A court ruling Jan. 31 said the state's raid last year on public transportation funds to help balance the state budget was illegal. Well, $409 million of the $1.18 billion taken from the state Public Transportation Account was illegally diverted, the judge ruled.
But since it will likely be an easy task for the state to shift accounts around to make the remaining $409 million theft pass legal muster, representatives of transit agencies are considering taking their cause to the public. According to an editorial:
Transit officials are discussing the possibility of going even further, perhaps forming an alliance with other state transportation interests to back an initiative that would put a gas tax or carbon fee on the ballot, with the funds earmarked for public transit.This is fine. But an effort that focuses only on public transit isn't going to get the majority support necessary for passage in a statewide election.

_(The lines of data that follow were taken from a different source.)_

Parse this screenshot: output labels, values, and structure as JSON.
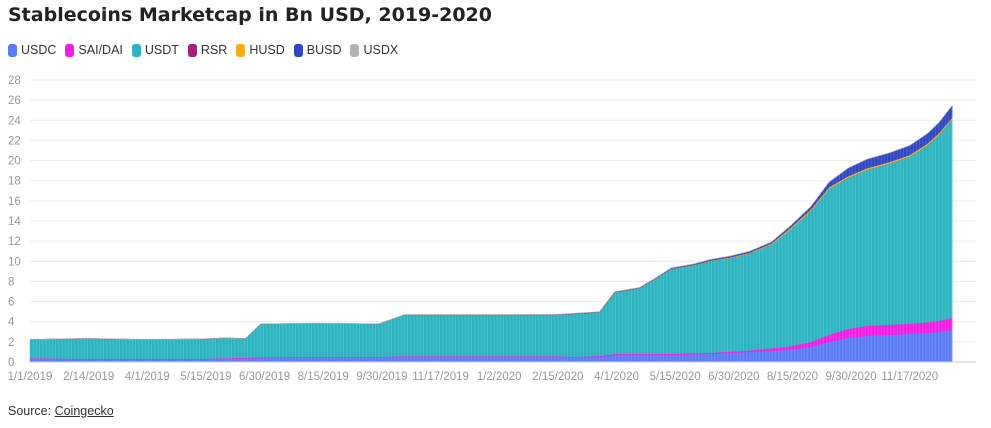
{
  "chart_data": {
    "type": "area",
    "stacked": true,
    "title": "Stablecoins Marketcap in Bn USD, 2019-2020",
    "xlabel": "",
    "ylabel": "",
    "ylim": [
      0,
      28
    ],
    "yticks": [
      0,
      2,
      4,
      6,
      8,
      10,
      12,
      14,
      16,
      18,
      20,
      22,
      24,
      26,
      28
    ],
    "xticks": [
      "1/1/2019",
      "2/14/2019",
      "4/1/2019",
      "5/15/2019",
      "6/30/2019",
      "8/15/2019",
      "9/30/2019",
      "11/17/2019",
      "1/2/2020",
      "2/15/2020",
      "4/1/2020",
      "5/15/2020",
      "6/30/2020",
      "8/15/2020",
      "9/30/2020",
      "11/17/2020"
    ],
    "grid": true,
    "legend_position": "top-left",
    "x": [
      "2019-01-01",
      "2019-02-14",
      "2019-04-01",
      "2019-05-15",
      "2019-06-01",
      "2019-06-18",
      "2019-06-30",
      "2019-08-15",
      "2019-09-30",
      "2019-10-20",
      "2019-11-17",
      "2020-01-02",
      "2020-02-15",
      "2020-03-01",
      "2020-03-20",
      "2020-04-01",
      "2020-04-20",
      "2020-05-01",
      "2020-05-15",
      "2020-06-01",
      "2020-06-15",
      "2020-06-30",
      "2020-07-15",
      "2020-08-01",
      "2020-08-15",
      "2020-09-01",
      "2020-09-15",
      "2020-09-30",
      "2020-10-15",
      "2020-11-01",
      "2020-11-17",
      "2020-12-01",
      "2020-12-10",
      "2020-12-20"
    ],
    "series": [
      {
        "name": "USDC",
        "color": "#5b7cf7",
        "values": [
          0.3,
          0.25,
          0.25,
          0.25,
          0.3,
          0.35,
          0.4,
          0.45,
          0.45,
          0.5,
          0.5,
          0.5,
          0.5,
          0.45,
          0.5,
          0.7,
          0.7,
          0.7,
          0.7,
          0.75,
          0.8,
          0.9,
          1.0,
          1.1,
          1.2,
          1.5,
          2.0,
          2.4,
          2.6,
          2.7,
          2.8,
          2.9,
          3.0,
          3.2
        ]
      },
      {
        "name": "SAI/DAI",
        "color": "#f21de0",
        "values": [
          0.08,
          0.08,
          0.08,
          0.08,
          0.08,
          0.08,
          0.08,
          0.08,
          0.08,
          0.08,
          0.08,
          0.08,
          0.08,
          0.08,
          0.1,
          0.1,
          0.1,
          0.1,
          0.12,
          0.12,
          0.12,
          0.13,
          0.15,
          0.25,
          0.35,
          0.5,
          0.7,
          0.9,
          1.0,
          1.0,
          1.0,
          1.05,
          1.1,
          1.2
        ]
      },
      {
        "name": "USDT",
        "color": "#2cb5c0",
        "values": [
          1.85,
          2.0,
          1.9,
          1.95,
          2.0,
          1.9,
          3.3,
          3.3,
          3.25,
          4.1,
          4.1,
          4.1,
          4.1,
          4.25,
          4.3,
          6.1,
          6.5,
          7.3,
          8.4,
          8.7,
          9.1,
          9.3,
          9.6,
          10.3,
          11.5,
          13.0,
          14.5,
          15.0,
          15.5,
          16.0,
          16.6,
          17.6,
          18.5,
          19.7
        ]
      },
      {
        "name": "RSR",
        "color": "#a3227a",
        "values": [
          0,
          0,
          0,
          0,
          0,
          0,
          0,
          0,
          0,
          0,
          0,
          0,
          0,
          0,
          0,
          0,
          0,
          0,
          0,
          0,
          0,
          0,
          0,
          0,
          0,
          0,
          0,
          0,
          0,
          0,
          0,
          0,
          0,
          0
        ]
      },
      {
        "name": "HUSD",
        "color": "#fbaa1a",
        "values": [
          0,
          0,
          0,
          0,
          0,
          0,
          0,
          0,
          0,
          0,
          0,
          0,
          0,
          0,
          0.02,
          0.02,
          0.03,
          0.03,
          0.03,
          0.04,
          0.05,
          0.06,
          0.08,
          0.1,
          0.15,
          0.15,
          0.15,
          0.15,
          0.15,
          0.15,
          0.15,
          0.15,
          0.15,
          0.15
        ]
      },
      {
        "name": "BUSD",
        "color": "#2e47c4",
        "values": [
          0,
          0,
          0,
          0,
          0,
          0,
          0,
          0,
          0,
          0.02,
          0.02,
          0.02,
          0.03,
          0.05,
          0.05,
          0.05,
          0.05,
          0.06,
          0.08,
          0.1,
          0.12,
          0.12,
          0.15,
          0.15,
          0.2,
          0.3,
          0.5,
          0.8,
          0.9,
          0.9,
          0.95,
          1.0,
          1.05,
          1.2
        ]
      },
      {
        "name": "USDX",
        "color": "#b3b3b3",
        "values": [
          0.02,
          0.02,
          0.02,
          0.02,
          0.02,
          0.02,
          0.02,
          0.02,
          0.02,
          0.02,
          0.02,
          0.02,
          0.02,
          0.02,
          0.02,
          0.02,
          0.02,
          0.02,
          0.02,
          0.02,
          0.02,
          0.02,
          0.02,
          0.02,
          0.02,
          0.02,
          0.02,
          0.02,
          0.02,
          0.02,
          0.02,
          0.02,
          0.02,
          0.02
        ]
      }
    ],
    "annotations": [],
    "source_label": "Source:",
    "source_link": "Coingecko"
  }
}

Sure, people say transit is important. In heavily urbanized areas such as the Bay Area, transit is recognized as a essential service. But in areas such as suburban Sacramento or any of the outlying communities, transit is viewed as something only the poor and disabled folk use. Deserving folks, yes, but additional freeway lanes and road maintenance are viewed as a higher priority.
So transit needs some allies outside the highway lobby.
The purpose of a carbon tax would be to encourage a reduction in our global warming footprint. Therefore, the benefits of the tax should go to all of those transportation options that meet this goal -- not just transit, but funding for improved bikeways and making communities more walkable.
Transit people need to join forces with bicycle advocates and people who promote walking. Such an alliance could get majority support, even in Roseville. Well, OK, in my dreams. But statewide, a carbon tax, or an increase in the fuel tax -- a global warming tax -- that raised money for transit and bikes and walking would go much further than a transit-only proposal.